Une autre découverte a souligné que le maintien de niveaux de lithium stables dans les premiers stades de la vie empêchait l'apparition de la maladie d'Alzheimer, confirmant que ce composé est à l'origine du processus pathologique.
Les chercheurs ont déclaré que, si cette méthode était reproduite dans d'autres études, le dépistage du lithium par le biais de tests sanguins de routine pourrait un jour offrir un moyen d'identifier les personnes à risque de développer la maladie d'Alzheimer qui bénéficieraient d'un traitement pour prévenir ou retarder l'apparition de la maladie.
Étant donné que la sécurité et l'efficacité du traitement au lithium contre la neurodégénérescence chez l'homme n'ont pas encore été démontrées, les auteurs de l'étude ont averti le public de ne pas commencer à prendre ces composés par lui-même.
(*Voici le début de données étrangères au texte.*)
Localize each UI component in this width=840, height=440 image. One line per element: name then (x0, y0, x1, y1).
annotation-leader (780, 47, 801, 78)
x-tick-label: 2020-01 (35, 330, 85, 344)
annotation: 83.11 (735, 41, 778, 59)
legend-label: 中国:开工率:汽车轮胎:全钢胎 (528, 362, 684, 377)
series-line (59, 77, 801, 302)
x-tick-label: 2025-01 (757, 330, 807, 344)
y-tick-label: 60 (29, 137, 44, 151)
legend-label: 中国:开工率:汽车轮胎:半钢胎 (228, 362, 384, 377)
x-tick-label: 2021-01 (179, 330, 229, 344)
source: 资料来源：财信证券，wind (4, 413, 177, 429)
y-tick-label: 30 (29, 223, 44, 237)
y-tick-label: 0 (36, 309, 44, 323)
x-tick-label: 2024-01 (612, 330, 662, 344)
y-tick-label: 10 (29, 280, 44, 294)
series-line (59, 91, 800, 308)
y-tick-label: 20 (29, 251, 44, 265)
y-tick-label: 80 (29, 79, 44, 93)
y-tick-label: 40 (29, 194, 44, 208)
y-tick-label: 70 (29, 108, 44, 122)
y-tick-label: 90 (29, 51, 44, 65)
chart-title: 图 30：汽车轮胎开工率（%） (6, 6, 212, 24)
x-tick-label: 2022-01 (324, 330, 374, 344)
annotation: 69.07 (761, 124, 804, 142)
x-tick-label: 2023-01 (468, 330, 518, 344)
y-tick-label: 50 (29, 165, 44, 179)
Marc Suárez Calvet, chercheur au Centre de recherche cérébrale Barcelonabeta et au département de neurologie de l'hôpital del Mar (Barcelone), a souligné dans une déclaration à SMC Espagne que les résultats de cette étude sont « prometteurs », mais que la prudence est de mise car des essais cliniques sur des patients sont encore nécessaires pour confirmer l'efficacité et la sécurité du lithium avant de commencer son utilisation thérapeutique.
Dans la même optique, Jordi Pérez-Tur, chercheur à l'Institut de Biomédecine de Valence du CSIC, nous a exhortés à ne pas être trop optimistes et à continuer d'avancer avec rigueur sur cette voie.
Il faut confirmer que le même phénomène se produit chez l'homme que celui observé chez les modèles animaux, lesquels, rappelons-le, sont imparfaits, car ces animaux ne développent pas la même maladie que l'homme. Si cela se confirme, il faudra déterminer les doses nécessaires et sûres pour obtenir un effet , ainsi que déterminer si des effets secondaires importants peuvent survenir. L'utilisation de ce métal dans le traitement d'une affection neurologique laisse toutefois espérer que ce dernier aspect sera relativement rapide », a-t-il noté.